Joe Bageant told many stories about his time two decades ago in Idaho as a reporter and columnist for The Idahonian, a newspaper that has since merged with the Moscow-Pullman Daily News. Joe did not save copies of his old articles and columns, but a reader has recently sent me some copies. Below is one of those columns.
-- Ken Smith
May 1, 1990
Moscow, Idaho
By Joe Bageant
I look at those old pictures of my father, just returned from Korea with his khaki hat cocked at a devilish angle, leaning on the shiny black Plymouth. he looks happy and proud. I was six. He was my absolute hero. My total respect for him was never in question.
That respect was part of a long chain of fathers and sons. For most of American history fathers could take the respect of their sons for granted. Particularly prior to World War II, when the majority of families lived on farms -- before the post-war shift to the cities that changed American family culture forever. A country boy grew up watching and working with his father, with few outside distractions and little media to create other realities than the daily rhythms of life and work.
Then over the next few decades, a strange thing happened. Television came along and planted new images of family life in the American unconscious. Dads became bumblers in shows like the Life of Riley, or Dick Van Dyke. The kids always caught bigger fish than dad on camping trips while dad couldn't even build a campfire. Meanwhile, you saw Lucy Ricardo and Ethel Mertz conniving to buy a new couch, and manipulate their husbands to various ends.
At the same time, kids got smart alecky, (Remember Rusty in the Danny Thomas Show?) drawing laughs and attention for taking cuts at dad's expense.
Ironically, even when dad was presented as a strong, wise figure, it had a vapid authenticity about it. Take Ward Cleaver. He'd draw reflectively on his pipe in his "study" (Oh yea, all those cracker box houses we grew up in had a study), then solve some trifling problem of the Beaver's in quiet, near ceremonial tones.
And exactly what did Ward do for a living, anyway? Or Ozzie Nelson, for that matter, besides wear sweaters and make milkshakes for the boys? Occasionally there were vague mentions of the insurance business, etc.

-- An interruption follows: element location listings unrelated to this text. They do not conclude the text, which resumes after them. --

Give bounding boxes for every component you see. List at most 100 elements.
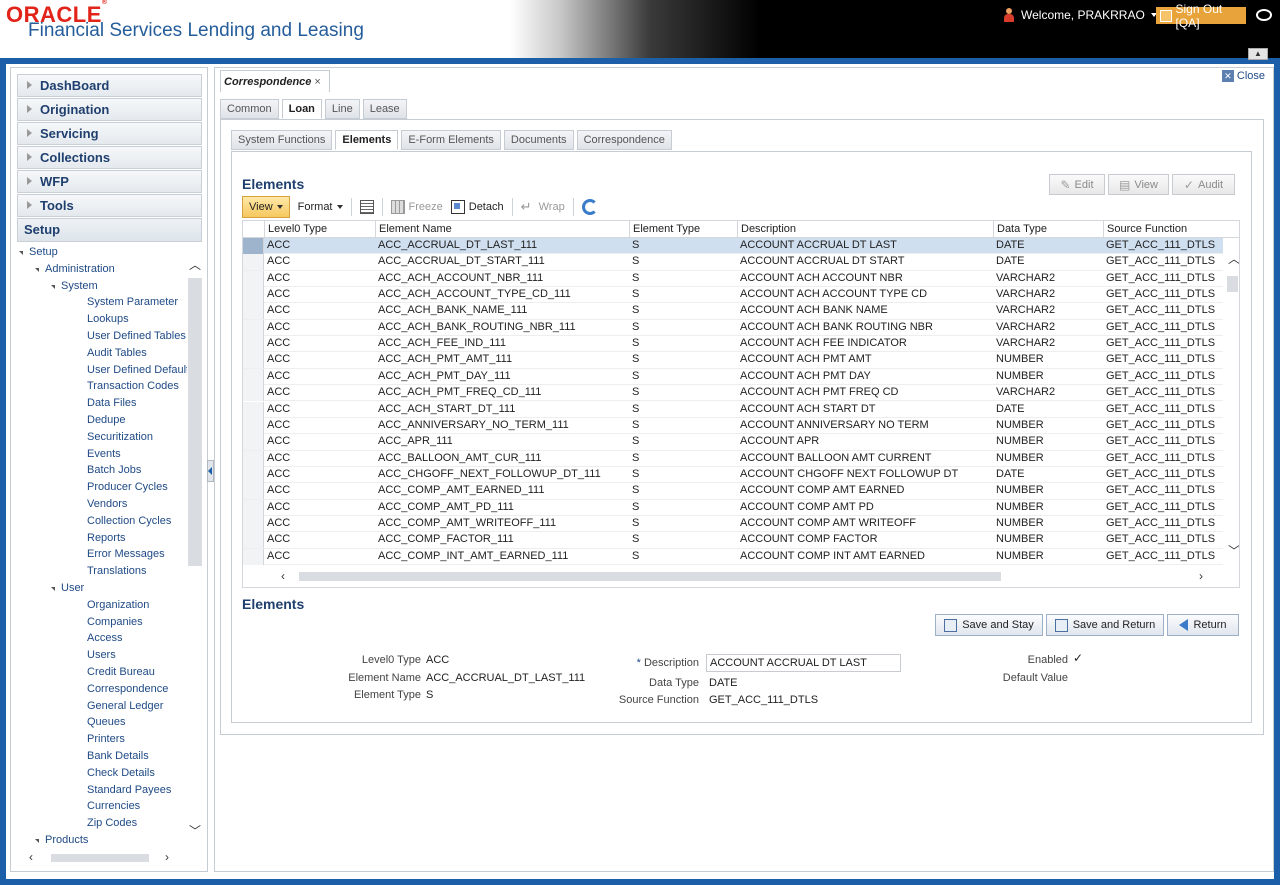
- chevron-down-icon[interactable]: ﹀: [1228, 542, 1239, 559]
- tree-item[interactable]: Check Details: [87, 767, 155, 779]
- chevron-left-icon[interactable]: ‹: [29, 850, 33, 864]
- document-tab[interactable]: Correspondence ×: [220, 70, 330, 92]
- view-button[interactable]: ▤ View: [1108, 174, 1169, 195]
- expanded-triangle-icon[interactable]: [35, 267, 39, 272]
- row-header[interactable]: [243, 401, 264, 418]
- scroll-thumb[interactable]: [299, 572, 1001, 581]
- row-header[interactable]: [243, 499, 264, 516]
- column-header[interactable]: Data Type: [993, 221, 1102, 238]
- scroll-thumb[interactable]: [1227, 276, 1238, 292]
- table-row[interactable]: ACC ACC_COMP_FACTOR_111 S ACCOUNT COMP FACT…: [243, 532, 1223, 549]
- enabled-checkbox[interactable]: ✓: [1073, 651, 1083, 665]
- table-row[interactable]: ACC ACC_ACH_FEE_IND_111 S ACCOUNT ACH FEE I…: [243, 336, 1223, 353]
- column-header[interactable]: Level0 Type: [264, 221, 374, 238]
- column-header[interactable]: Element Type: [629, 221, 736, 238]
- row-header[interactable]: [243, 336, 264, 353]
- grid-vertical-scrollbar[interactable]: ︿ ﹀: [1224, 238, 1239, 568]
- table-row[interactable]: ACC ACC_ACH_ACCOUNT_NBR_111 S ACCOUNT ACH A…: [243, 270, 1223, 288]
- column-header[interactable]: Source Function: [1103, 221, 1223, 238]
- expanded-triangle-icon[interactable]: [19, 251, 23, 255]
- tree-item[interactable]: Lookups: [87, 313, 129, 325]
- row-header[interactable]: [243, 319, 264, 336]
- row-header[interactable]: [243, 532, 264, 549]
- tree-item[interactable]: Zip Codes: [87, 817, 137, 829]
- grid-horizontal-scrollbar[interactable]: ‹ ›: [243, 568, 1239, 587]
- table-row[interactable]: ACC ACC_APR_111 S ACCOUNT APR NUMBER GET_ACC_…: [243, 434, 1223, 451]
- tree-item[interactable]: Bank Details: [87, 750, 149, 762]
- welcome-menu[interactable]: Welcome, PRAKRRAO: [1003, 8, 1157, 22]
- expanded-triangle-icon[interactable]: [51, 284, 55, 289]
- tree-item[interactable]: Currencies: [87, 800, 140, 812]
- subtab-correspondence[interactable]: Correspondence: [576, 130, 672, 150]
- sidebar-collapse-handle[interactable]: [207, 460, 214, 482]
- tab-lease[interactable]: Lease: [362, 99, 407, 119]
- return-button[interactable]: Return: [1167, 614, 1239, 636]
- row-header[interactable]: [243, 352, 264, 369]
- tab-common[interactable]: Common: [220, 99, 279, 119]
- table-row[interactable]: ACC ACC_ACH_ACCOUNT_TYPE_CD_111 S ACCOUNT A…: [243, 287, 1223, 304]
- wrap-button[interactable]: ↵ Wrap: [521, 200, 565, 214]
- tree-item[interactable]: User Defined Tables: [87, 330, 186, 342]
- tree-item[interactable]: Credit Bureau: [87, 666, 155, 678]
- tab-loan[interactable]: Loan: [281, 99, 322, 119]
- row-header[interactable]: [243, 434, 264, 451]
- tree-item[interactable]: System: [61, 280, 98, 292]
- row-header[interactable]: [243, 303, 264, 320]
- tree-item[interactable]: Administration: [45, 263, 115, 275]
- tree-vertical-scrollbar[interactable]: ︿ ﹀: [188, 256, 202, 839]
- power-icon[interactable]: [1256, 9, 1272, 21]
- tree-item[interactable]: Error Messages: [87, 548, 165, 560]
- tree-item[interactable]: Audit Tables: [87, 347, 147, 359]
- tree-item[interactable]: Standard Payees: [87, 784, 171, 796]
- list-edit-icon[interactable]: [359, 200, 374, 214]
- nav-collections[interactable]: Collections: [17, 146, 202, 169]
- tree-item[interactable]: Companies: [87, 616, 143, 628]
- tree-item[interactable]: Setup: [29, 246, 58, 258]
- edit-button[interactable]: ✎ Edit: [1049, 174, 1105, 195]
- nav-tools[interactable]: Tools: [17, 194, 202, 217]
- tree-item[interactable]: Dedupe: [87, 414, 126, 426]
- nav-origination[interactable]: Origination: [17, 98, 202, 121]
- row-header[interactable]: [243, 417, 264, 434]
- chevron-up-icon[interactable]: ︿: [1228, 250, 1239, 267]
- table-row[interactable]: ACC ACC_ACH_PMT_FREQ_CD_111 S ACCOUNT ACH P…: [243, 385, 1223, 402]
- nav-wfp[interactable]: WFP: [17, 170, 202, 193]
- subtab-e-form-elements[interactable]: E-Form Elements: [401, 130, 501, 150]
- chevron-left-icon[interactable]: ‹: [281, 569, 285, 583]
- freeze-button[interactable]: Freeze: [390, 200, 443, 214]
- row-header[interactable]: [243, 385, 264, 402]
- row-header[interactable]: [243, 483, 264, 500]
- row-header[interactable]: [243, 254, 264, 271]
- tree-item[interactable]: Reports: [87, 532, 126, 544]
- subtab-system-functions[interactable]: System Functions: [231, 130, 333, 150]
- detach-button[interactable]: Detach: [450, 200, 504, 214]
- tab-line[interactable]: Line: [324, 99, 360, 119]
- row-header[interactable]: [243, 450, 264, 467]
- chevron-up-icon[interactable]: ︿: [189, 256, 201, 273]
- table-row[interactable]: ACC ACC_ACCRUAL_DT_START_111 S ACCOUNT ACCR…: [243, 254, 1223, 271]
- table-row[interactable]: ACC ACC_ACH_PMT_DAY_111 S ACCOUNT ACH PMT D…: [243, 368, 1223, 386]
- table-row[interactable]: ACC ACC_COMP_INT_AMT_EARNED_111 S ACCOUNT C…: [243, 548, 1223, 565]
- subtab-documents[interactable]: Documents: [503, 130, 574, 150]
- nav-setup[interactable]: Setup: [17, 218, 202, 242]
- chevron-down-icon[interactable]: ﹀: [189, 822, 201, 839]
- tree-item[interactable]: Producer Cycles: [87, 481, 168, 493]
- row-header[interactable]: [243, 368, 264, 385]
- tree-item[interactable]: Users: [87, 649, 116, 661]
- tree-item[interactable]: Data Files: [87, 397, 137, 409]
- chevron-right-icon[interactable]: ›: [165, 850, 169, 864]
- row-header[interactable]: [243, 548, 264, 565]
- chevron-right-icon[interactable]: ›: [1199, 569, 1203, 583]
- sign-out-button[interactable]: Sign Out [QA]: [1156, 2, 1246, 30]
- table-row[interactable]: ACC ACC_COMP_AMT_EARNED_111 S ACCOUNT COMP …: [243, 483, 1223, 500]
- scroll-thumb[interactable]: [51, 854, 149, 862]
- description-input[interactable]: [706, 654, 901, 672]
- table-row[interactable]: ACC ACC_ACH_BANK_ROUTING_NBR_111 S ACCOUNT …: [243, 319, 1223, 337]
- table-row[interactable]: ACC ACC_ACCRUAL_DT_LAST_111 S ACCOUNT ACCRU…: [243, 238, 1223, 255]
- expanded-triangle-icon[interactable]: [35, 839, 39, 843]
- row-header[interactable]: [243, 238, 264, 254]
- column-header[interactable]: Element Name: [375, 221, 628, 238]
- table-row[interactable]: ACC ACC_ACH_START_DT_111 S ACCOUNT ACH STAR…: [243, 401, 1223, 418]
- save-and-stay-button[interactable]: Save and Stay: [935, 614, 1043, 636]
- tree-item[interactable]: User Defined Default: [87, 364, 187, 376]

Whatever the case, when my dad would come home dead tired and dirty from working at his gas station all day, I doubt that he identified with Ward in his expensive suits or Ozzie with his milkshake maker in the kitchen. I think we both felt a strange sense of inferiority in the face of this daily deluge of an American dream that we pretty much assumed must be happening in California someplace.

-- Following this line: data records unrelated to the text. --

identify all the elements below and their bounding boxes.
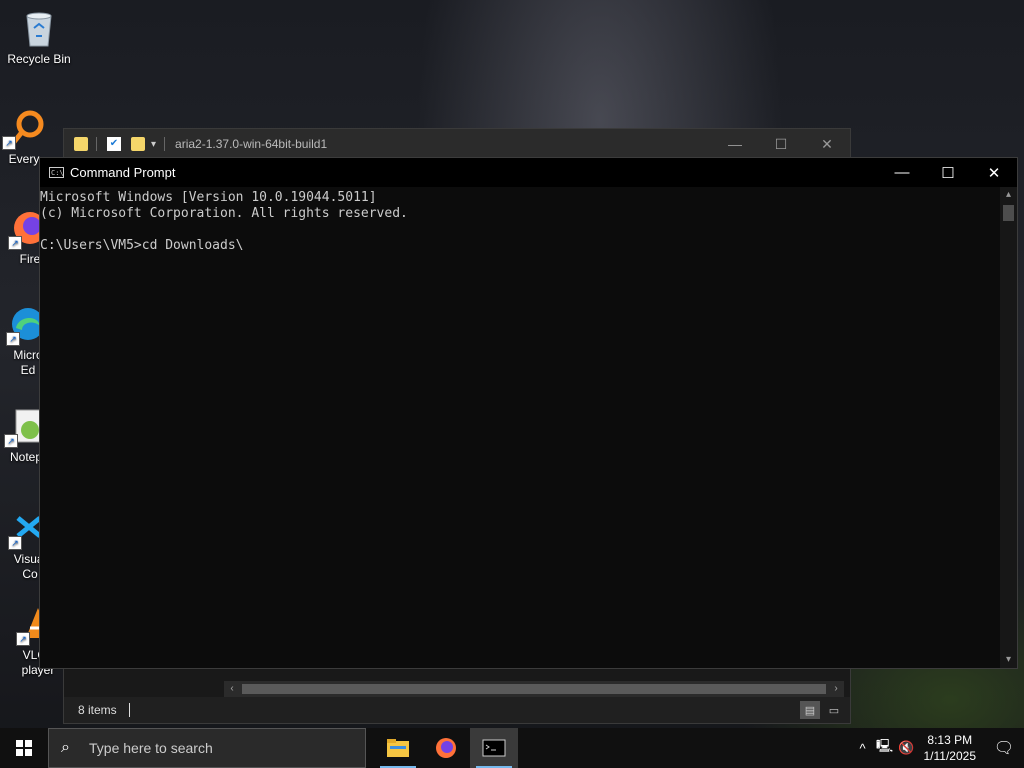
toolbar-divider [164,137,166,151]
console-prompt-line: C:\Users\VM5>cd Downloads\ [40,238,244,253]
view-toggle: ▤ ▭ [796,701,844,719]
shortcut-arrow-icon: ↗ [4,434,18,448]
clock[interactable]: 8:13 PM 1/11/2025 [924,732,977,764]
desktop-icon-recycle-bin[interactable]: Recycle Bin [1,8,77,67]
taskbar-command-prompt[interactable] [470,728,518,768]
details-view-icon[interactable]: ▤ [800,701,820,719]
item-count: 8 items [78,703,117,717]
desktop-icon-label: Recycle Bin [7,52,71,66]
close-button[interactable]: ✕ [971,158,1017,187]
console-line: Microsoft Windows [Version 10.0.19044.50… [40,190,377,205]
shortcut-arrow-icon: ↗ [2,136,16,150]
command-prompt-window[interactable]: C:\ Command Prompt — ☐ ✕ Microsoft Windo… [39,157,1018,669]
clock-date: 1/11/2025 [923,749,977,763]
maximize-button[interactable]: ☐ [758,129,804,159]
windows-logo-icon [16,740,32,756]
scrollbar-thumb[interactable] [1003,205,1014,221]
everything-search-icon: ↗ [2,108,44,150]
large-icons-view-icon[interactable]: ▭ [824,701,844,719]
vertical-scrollbar[interactable]: ▴ ▾ [1000,187,1017,668]
new-folder-icon[interactable] [131,137,145,151]
taskbar-firefox[interactable] [422,728,470,768]
notification-center-icon[interactable]: 🗨 [984,738,1024,758]
explorer-titlebar[interactable]: ✔ ▾ aria2-1.37.0-win-64bit-build1 — ☐ ✕ [64,129,850,159]
minimize-button[interactable]: — [712,129,758,159]
folder-icon [74,137,88,151]
clock-time: 8:13 PM [927,733,973,747]
shortcut-arrow-icon: ↗ [16,632,30,646]
toolbar-divider [96,137,97,151]
shortcut-arrow-icon: ↗ [8,536,22,550]
minimize-button[interactable]: — [879,158,925,187]
close-button[interactable]: ✕ [804,129,850,159]
command-prompt-icon [482,739,506,757]
taskbar-file-explorer[interactable] [374,728,422,768]
console-output[interactable]: Microsoft Windows [Version 10.0.19044.50… [40,187,1000,668]
shortcut-arrow-icon: ↗ [6,332,20,346]
system-tray: ^ 🖳 🔇 8:13 PM 1/11/2025 🗨 [852,728,1024,768]
volume-muted-icon[interactable]: 🔇 [896,740,918,756]
window-controls: — ☐ ✕ [712,129,850,159]
taskbar-search-box[interactable]: ⌕ Type here to search [48,728,366,768]
show-hidden-icons-chevron-icon[interactable]: ^ [852,741,874,756]
shortcut-arrow-icon: ↗ [8,236,22,250]
cmd-titlebar[interactable]: C:\ Command Prompt — ☐ ✕ [40,158,1017,187]
firefox-icon [436,738,456,758]
window-title: Command Prompt [70,165,176,180]
command-prompt-icon: C:\ [49,167,64,178]
maximize-button[interactable]: ☐ [925,158,971,187]
console-line: (c) Microsoft Corporation. All rights re… [40,206,408,221]
window-title: aria2-1.37.0-win-64bit-build1 [175,137,328,151]
search-placeholder: Type here to search [89,740,213,756]
taskbar: ⌕ Type here to search ^ 🖳 🔇 8:13 PM 1/11… [0,728,1024,768]
file-explorer-icon [387,739,409,757]
scrollbar-thumb[interactable] [242,684,826,694]
scroll-down-icon[interactable]: ▾ [1000,652,1017,668]
recycle-bin-icon [19,8,59,48]
start-button[interactable] [0,728,48,768]
status-divider [128,703,130,717]
window-controls: — ☐ ✕ [879,158,1017,187]
scroll-up-icon[interactable]: ▴ [1000,187,1017,203]
status-bar: 8 items ▤ ▭ [64,697,850,723]
network-icon[interactable]: 🖳 [874,737,896,759]
properties-icon[interactable]: ✔ [107,137,121,151]
scroll-right-icon[interactable]: › [828,681,844,697]
customize-toolbar-chevron-icon[interactable]: ▾ [151,139,156,150]
search-icon: ⌕ [61,739,70,756]
scroll-left-icon[interactable]: ‹ [224,681,240,697]
horizontal-scrollbar[interactable]: ‹ › [224,681,844,697]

At the same time so many of our fathers who'd grown up in a pre-war agricultural America were very confused about how to father us. They'd grown up working with their fathers on a daily basis, sharing in important labor that decided the welfare of the entire family. And out of that, I think in most cases, was born the genuine respect that comes from learning and accomplishing something meaningful together. Maybe there weren't many heart-to-heart talks, or any talk at all. But there was the silent bond and the long slow rite of passage called earning your father's respect.

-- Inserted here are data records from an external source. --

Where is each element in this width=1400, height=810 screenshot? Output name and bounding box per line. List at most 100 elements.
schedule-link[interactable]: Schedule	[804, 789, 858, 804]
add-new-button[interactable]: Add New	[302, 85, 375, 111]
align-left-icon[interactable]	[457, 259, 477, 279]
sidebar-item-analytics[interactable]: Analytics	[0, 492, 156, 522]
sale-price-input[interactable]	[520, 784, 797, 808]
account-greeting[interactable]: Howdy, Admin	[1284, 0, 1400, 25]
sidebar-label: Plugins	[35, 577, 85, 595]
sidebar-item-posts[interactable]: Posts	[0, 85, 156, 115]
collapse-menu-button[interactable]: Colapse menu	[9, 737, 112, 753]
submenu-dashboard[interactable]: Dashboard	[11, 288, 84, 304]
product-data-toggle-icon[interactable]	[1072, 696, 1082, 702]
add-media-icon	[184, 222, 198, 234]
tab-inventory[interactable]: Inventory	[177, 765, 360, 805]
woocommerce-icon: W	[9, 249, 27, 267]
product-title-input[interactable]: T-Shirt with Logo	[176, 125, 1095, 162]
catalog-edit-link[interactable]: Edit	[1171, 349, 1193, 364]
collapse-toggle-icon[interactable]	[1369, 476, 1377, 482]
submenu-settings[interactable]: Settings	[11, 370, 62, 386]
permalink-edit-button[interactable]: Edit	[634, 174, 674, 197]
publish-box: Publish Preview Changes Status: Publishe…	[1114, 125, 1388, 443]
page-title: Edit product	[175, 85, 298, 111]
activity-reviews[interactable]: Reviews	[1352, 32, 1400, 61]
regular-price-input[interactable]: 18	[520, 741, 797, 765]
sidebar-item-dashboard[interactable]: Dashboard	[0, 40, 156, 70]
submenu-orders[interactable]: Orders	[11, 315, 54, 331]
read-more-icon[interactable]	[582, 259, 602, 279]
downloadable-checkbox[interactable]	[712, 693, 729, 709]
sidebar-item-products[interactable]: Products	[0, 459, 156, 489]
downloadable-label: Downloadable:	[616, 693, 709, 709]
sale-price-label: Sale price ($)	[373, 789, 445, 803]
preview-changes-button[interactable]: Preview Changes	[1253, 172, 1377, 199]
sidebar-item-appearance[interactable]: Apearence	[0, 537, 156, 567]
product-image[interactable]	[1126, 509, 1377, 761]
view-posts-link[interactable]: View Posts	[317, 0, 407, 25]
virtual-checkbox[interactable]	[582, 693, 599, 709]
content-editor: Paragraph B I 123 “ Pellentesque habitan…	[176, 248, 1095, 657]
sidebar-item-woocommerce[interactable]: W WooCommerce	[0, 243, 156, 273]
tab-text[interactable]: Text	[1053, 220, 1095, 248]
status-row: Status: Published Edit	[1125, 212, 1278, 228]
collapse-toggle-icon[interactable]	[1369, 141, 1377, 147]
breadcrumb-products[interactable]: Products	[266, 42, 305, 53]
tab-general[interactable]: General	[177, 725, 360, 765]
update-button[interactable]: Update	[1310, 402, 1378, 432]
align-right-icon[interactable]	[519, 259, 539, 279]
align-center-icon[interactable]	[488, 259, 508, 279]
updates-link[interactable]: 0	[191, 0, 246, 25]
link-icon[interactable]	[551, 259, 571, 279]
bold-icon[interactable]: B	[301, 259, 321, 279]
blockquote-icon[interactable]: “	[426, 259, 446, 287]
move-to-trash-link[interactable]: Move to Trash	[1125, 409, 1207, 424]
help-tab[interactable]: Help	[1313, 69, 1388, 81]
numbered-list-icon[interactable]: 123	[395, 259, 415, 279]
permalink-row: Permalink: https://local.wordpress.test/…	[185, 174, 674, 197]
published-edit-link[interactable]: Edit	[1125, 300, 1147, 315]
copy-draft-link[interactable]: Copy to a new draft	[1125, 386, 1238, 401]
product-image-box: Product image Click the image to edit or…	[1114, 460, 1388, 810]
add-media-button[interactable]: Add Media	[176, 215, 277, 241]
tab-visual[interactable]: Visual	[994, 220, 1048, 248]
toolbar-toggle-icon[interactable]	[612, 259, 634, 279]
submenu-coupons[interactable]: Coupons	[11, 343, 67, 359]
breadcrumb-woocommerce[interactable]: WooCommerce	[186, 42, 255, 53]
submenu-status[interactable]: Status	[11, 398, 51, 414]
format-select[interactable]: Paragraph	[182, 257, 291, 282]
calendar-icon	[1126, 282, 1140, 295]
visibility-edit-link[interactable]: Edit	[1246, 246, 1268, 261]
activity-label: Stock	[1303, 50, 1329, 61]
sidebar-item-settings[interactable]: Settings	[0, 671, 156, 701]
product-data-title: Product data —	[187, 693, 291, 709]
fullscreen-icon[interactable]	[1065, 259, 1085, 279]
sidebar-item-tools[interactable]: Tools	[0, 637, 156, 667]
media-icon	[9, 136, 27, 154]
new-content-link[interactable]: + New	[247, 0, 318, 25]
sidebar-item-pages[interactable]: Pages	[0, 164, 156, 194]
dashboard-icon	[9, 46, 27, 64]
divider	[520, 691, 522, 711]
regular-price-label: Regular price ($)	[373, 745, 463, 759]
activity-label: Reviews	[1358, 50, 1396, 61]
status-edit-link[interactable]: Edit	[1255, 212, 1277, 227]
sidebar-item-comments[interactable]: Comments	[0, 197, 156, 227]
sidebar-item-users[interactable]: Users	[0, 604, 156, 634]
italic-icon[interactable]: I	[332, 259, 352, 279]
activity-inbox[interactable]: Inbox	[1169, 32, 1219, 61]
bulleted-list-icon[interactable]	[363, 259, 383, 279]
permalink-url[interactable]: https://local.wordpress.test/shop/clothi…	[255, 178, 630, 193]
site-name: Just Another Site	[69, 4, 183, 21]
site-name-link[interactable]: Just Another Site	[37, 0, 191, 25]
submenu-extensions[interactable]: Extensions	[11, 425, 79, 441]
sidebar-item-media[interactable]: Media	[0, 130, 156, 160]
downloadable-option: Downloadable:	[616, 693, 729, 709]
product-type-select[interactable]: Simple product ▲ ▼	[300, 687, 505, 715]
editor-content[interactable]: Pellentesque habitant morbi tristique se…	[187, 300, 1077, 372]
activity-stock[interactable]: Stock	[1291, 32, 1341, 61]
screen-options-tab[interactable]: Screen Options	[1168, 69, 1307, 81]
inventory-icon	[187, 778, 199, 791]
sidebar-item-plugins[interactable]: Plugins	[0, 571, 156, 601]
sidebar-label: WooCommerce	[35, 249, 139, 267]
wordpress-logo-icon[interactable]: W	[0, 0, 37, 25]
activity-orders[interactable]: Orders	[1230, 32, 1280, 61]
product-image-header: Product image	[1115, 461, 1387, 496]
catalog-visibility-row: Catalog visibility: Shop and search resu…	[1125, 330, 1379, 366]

The 1950s are always painted as a mindless time that melts like candy cotton in the mouth of history. That's because, honestly speaking, the media gets to re-write American social history for most of us. Especially our children. But what I saw going on was a generation of boys who had gone off to a long war, and come back men capable of the steeliest kind of dedication to making something better for their families. And they did it. They gave their families the highest lifestyle and the best educations any generation in human history ever had. They made a lot of mistakes. They had no models to guide them, and even their own fathers could not be much help in what had to get done.
I can image their horror when the 1960s came along and their children's generation invalidated, through rejection, everything they had ever stood for. Most of our fathers could not see the gift they had given was called diversity, individuality, true social consciousness and empowerment to change things like never before.
Then in the 70s and 80s our parents got rocked and shattered by the spectre of their children's divorces. New family models emerged, and are still emerging. But almost none of them work as well as the old nuclear family model, when it comes to raising healthy, stable children.
And while millions of sincere parents today struggle to build self-esteem in their children through all the newest techniques, I wonder.
I wonder if, all things considered, these efforts can ever be equal to the self-esteem that comes from a boy looking at his father while doing meaningful work, and thinking to himself: "I am as good and worthwhile as the best man I know, because the best man I know accepts my respect."